Uma empresa de pagamentos e criptomoedas da Letónia acaba de alcançar um feito regulatório inédito. A Paybis anunciou esta semana que se tornou a primeira empresa no país a deter tanto a licença MiCA — o quadro regulatório da União Europeia para criptoativos — quanto a licença da Diretiva de Serviços de Pagamento 2 (PSD2). Esta dupla aprovação permite efetivamente que a empresa ofereça serviços regulados de conversão entre criptomoedas e moeda fiduciária, bem como infraestrutura para stablecoins em todo o bloco, sem necessidade de aprovações separadas em cada Estado-Membro.
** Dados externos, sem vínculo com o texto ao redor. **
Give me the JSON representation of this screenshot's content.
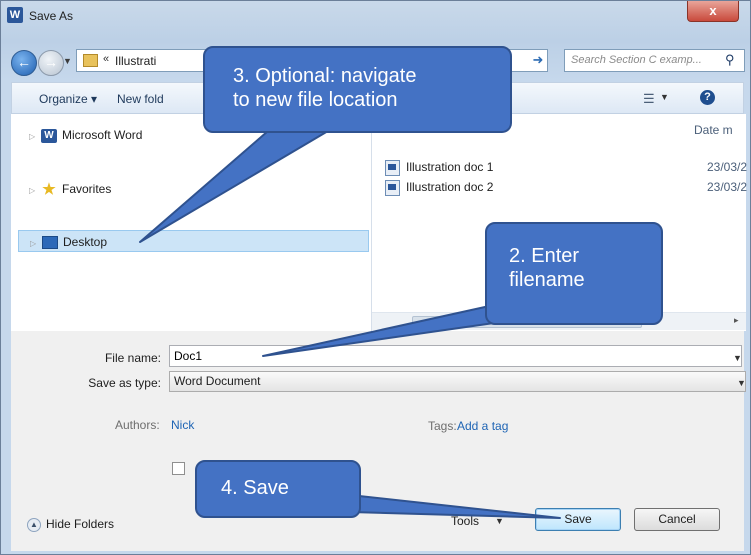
{
  "window": {
    "title": "Save As",
    "app_icon": "W",
    "close_label": "x"
  },
  "address_bar": {
    "separator": "«",
    "path": "Illustrati",
    "refresh_icon": "refresh-icon"
  },
  "search": {
    "placeholder": "Search Section C examp..."
  },
  "toolbar": {
    "organize": "Organize ▾",
    "new_folder": "New fold"
  },
  "nav_pane": {
    "items": [
      {
        "label": "Microsoft Word",
        "icon": "word-icon"
      },
      {
        "label": "Favorites",
        "icon": "star-icon"
      },
      {
        "label": "Desktop",
        "icon": "desktop-icon",
        "selected": true
      }
    ]
  },
  "file_list": {
    "columns": [
      "Date m"
    ],
    "files": [
      {
        "name": "Illustration doc 1",
        "date": "23/03/2"
      },
      {
        "name": "Illustration doc 2",
        "date": "23/03/2"
      }
    ],
    "scroll_thumb_label": "III"
  },
  "form": {
    "filename_label": "File name:",
    "filename_value": "Doc1",
    "savetype_label": "Save as type:",
    "savetype_value": "Word Document",
    "authors_label": "Authors:",
    "authors_value": "Nick",
    "tags_label": "Tags:",
    "tags_value": "Add a tag",
    "thumbnail_label": ""
  },
  "footer": {
    "hide_folders": "Hide Folders",
    "tools": "Tools",
    "save": "Save",
    "cancel": "Cancel"
  },
  "callouts": {
    "step3_line1": "3. Optional: navigate",
    "step3_line2": "to new file location",
    "step2_line1": "2. Enter",
    "step2_line2": "filename",
    "step4": "4. Save"
  },
  "colors": {
    "callout_fill": "#4472c4",
    "callout_border": "#2f528f",
    "selection": "#cce4f7",
    "link": "#1e64b4"
  }
}
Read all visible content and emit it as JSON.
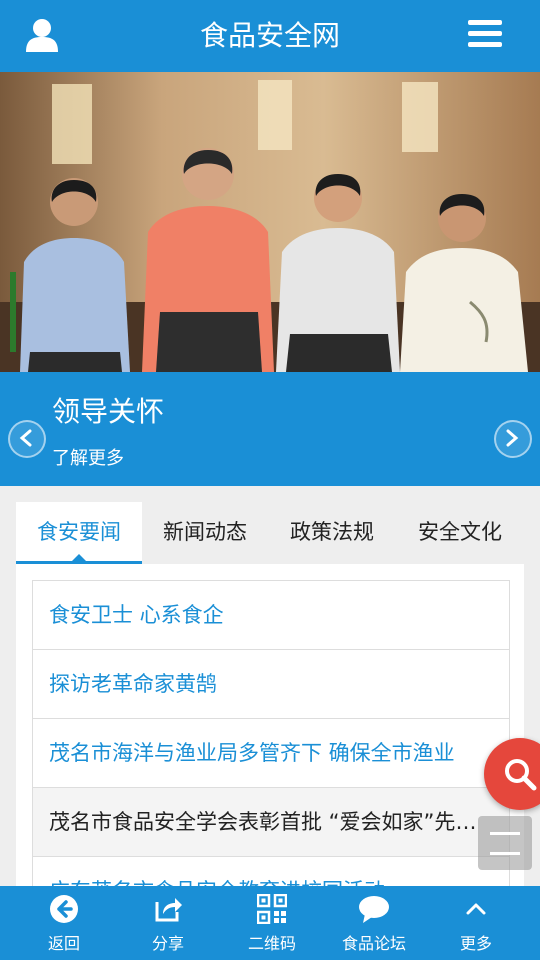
{
  "header": {
    "title": "食品安全网"
  },
  "banner": {
    "caption_title": "领导关怀",
    "caption_more": "了解更多"
  },
  "tabs": [
    {
      "label": "食安要闻"
    },
    {
      "label": "新闻动态"
    },
    {
      "label": "政策法规"
    },
    {
      "label": "安全文化"
    }
  ],
  "news": [
    {
      "title": "食安卫士 心系食企"
    },
    {
      "title": "探访老革命家黄鹄"
    },
    {
      "title": "茂名市海洋与渔业局多管齐下 确保全市渔业"
    },
    {
      "title": "茂名市食品安全学会表彰首批 “爱会如家”先进个人"
    },
    {
      "title": "广东茂名市食品安全教育进校园活动"
    }
  ],
  "bottom_nav": [
    {
      "label": "返回",
      "icon": "back-icon"
    },
    {
      "label": "分享",
      "icon": "share-icon"
    },
    {
      "label": "二维码",
      "icon": "qrcode-icon"
    },
    {
      "label": "食品论坛",
      "icon": "chat-icon"
    },
    {
      "label": "更多",
      "icon": "chevron-up-icon"
    }
  ],
  "colors": {
    "primary": "#1a8fd6",
    "search_fab": "#e5473c"
  }
}
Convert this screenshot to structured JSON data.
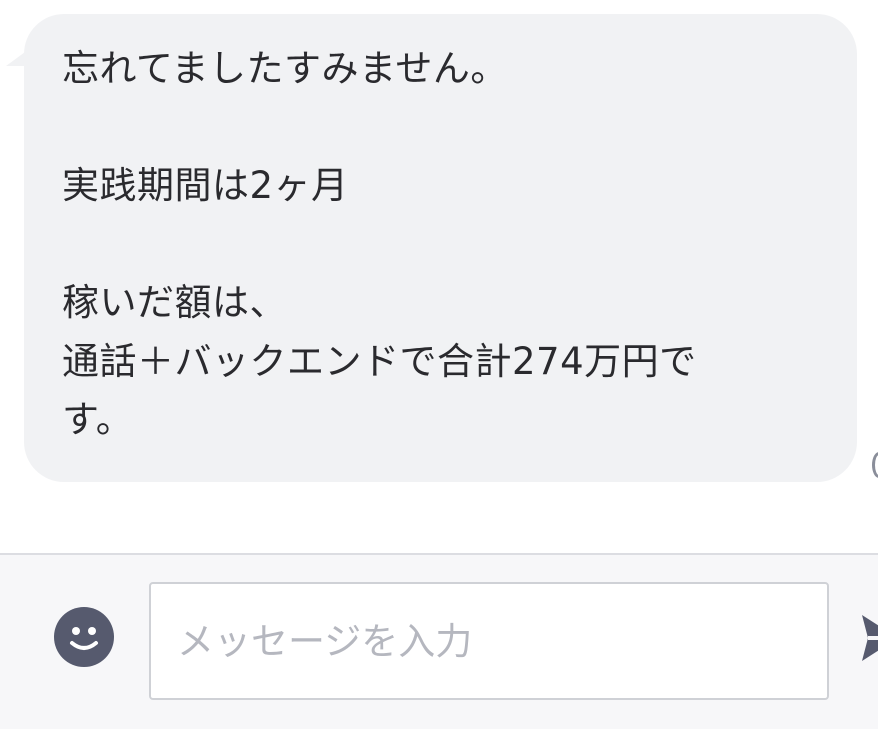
{
  "chat": {
    "messages": [
      {
        "text": "忘れてましたすみません。\n\n実践期間は2ヶ月\n\n稼いだ額は、\n通話＋バックエンドで合計274万円で\nす。"
      }
    ]
  },
  "composer": {
    "input_placeholder": "メッセージを入力",
    "emoji_icon": "smiley-face-icon",
    "send_icon": "paper-plane-icon"
  },
  "colors": {
    "bubble": "#f1f2f4",
    "text": "#2a2a2e",
    "composer_bg": "#f7f7f9",
    "icon": "#565a6e",
    "placeholder": "#b5b7bf"
  }
}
O que as duas licenças abrangem
A MiCA, que entrou em pleno vigor em 2025, regula a emissão, negociação e custódia de criptoativos na UE. Com a licença MiCA, a Paybis pode operar legalmente uma exchange de criptomoedas, carteira digital e serviços de custódia em todos os 27 Estados-Membros com um único passaporte. Já a PSD2 é o quadro da UE para serviços de pagamento — funções bancárias como emissão de contas IBAN, processamento de transferências SEPA e gestão de transações em moeda fiduciária. Juntas, as duas licenças preenchem a lacuna entre as finanças tradicionais e as criptomoedas, permitindo que a Paybis atue como balcão único tanto para euros quanto para ativos digitais sob o mesmo guarda-chuva regulatório.
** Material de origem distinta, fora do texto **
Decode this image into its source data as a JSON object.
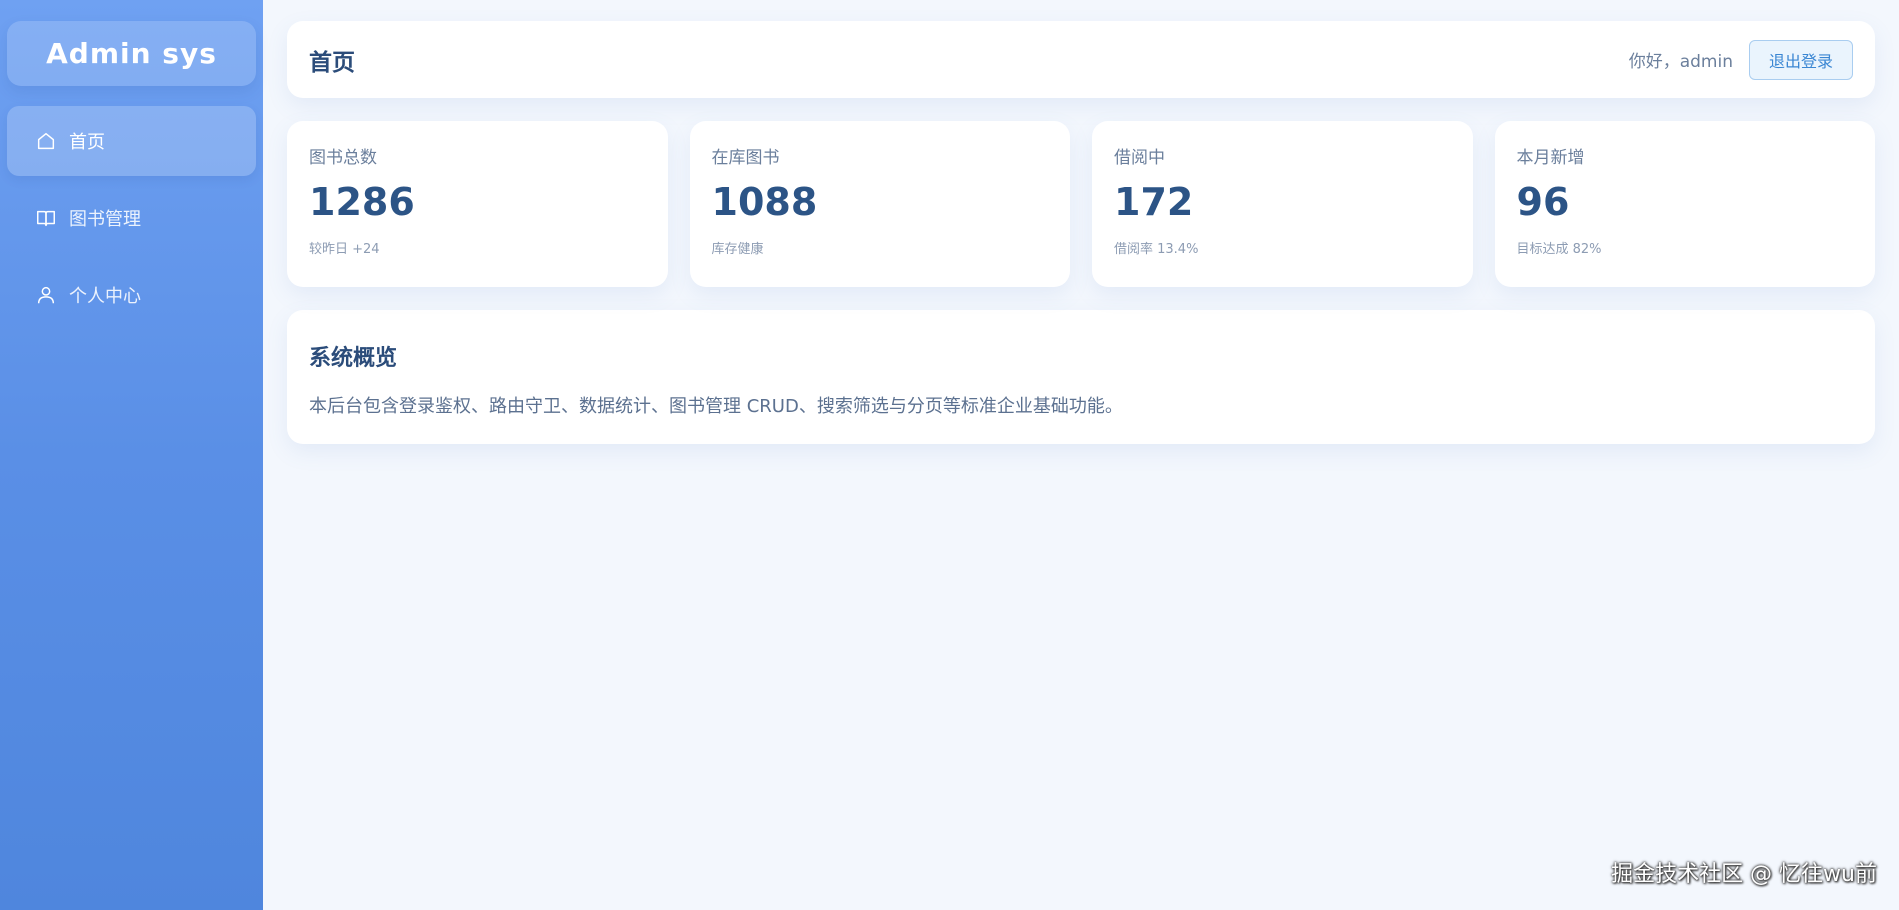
{
  "sidebar": {
    "brand": "Admin sys",
    "items": [
      {
        "label": "首页",
        "icon": "home-icon",
        "active": true
      },
      {
        "label": "图书管理",
        "icon": "book-icon",
        "active": false
      },
      {
        "label": "个人中心",
        "icon": "user-icon",
        "active": false
      }
    ]
  },
  "header": {
    "title": "首页",
    "greeting": "你好，admin",
    "logout_label": "退出登录"
  },
  "stats": [
    {
      "label": "图书总数",
      "value": "1286",
      "note": "较昨日 +24"
    },
    {
      "label": "在库图书",
      "value": "1088",
      "note": "库存健康"
    },
    {
      "label": "借阅中",
      "value": "172",
      "note": "借阅率 13.4%"
    },
    {
      "label": "本月新增",
      "value": "96",
      "note": "目标达成 82%"
    }
  ],
  "overview": {
    "title": "系统概览",
    "text": "本后台包含登录鉴权、路由守卫、数据统计、图书管理 CRUD、搜索筛选与分页等标准企业基础功能。"
  },
  "watermark": "掘金技术社区 @ 忆往wu前",
  "colors": {
    "sidebar_top": "#6fa1f2",
    "sidebar_bottom": "#4f86dd",
    "page_bg": "#f3f7fd",
    "accent": "#3a86d3",
    "title": "#2b4c7a"
  }
}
Por que ser o "primeiro na Letónia" é relevante
A Letónia não costuma ser o primeiro país que vem à mente na regulação de criptomoedas na UE. No entanto, o regulador financeiro do país báltico, o Banco da Letónia, vem construindo discretamente uma reputação de licenciamento rigoroso, mas eficiente. Ao conceder tanto a MiCA quanto a PSD2 a uma única entidade, o regulador sinaliza que está aberto a modelos integrados de fintech. Para a Paybis, o momento é interessante: a empresa opera desde 2014, principalmente como porta de entrada para conversão de moeda fiduciária em criptomoedas, mas a dupla licença permite que ela migre para infraestrutura de stablecoins — um mercado que está se aquecendo à medida que os reguladores da UE esclarecem as regras para tokens de moeda eletrónica e tokens referenciados a ativos no âmbito da MiCA.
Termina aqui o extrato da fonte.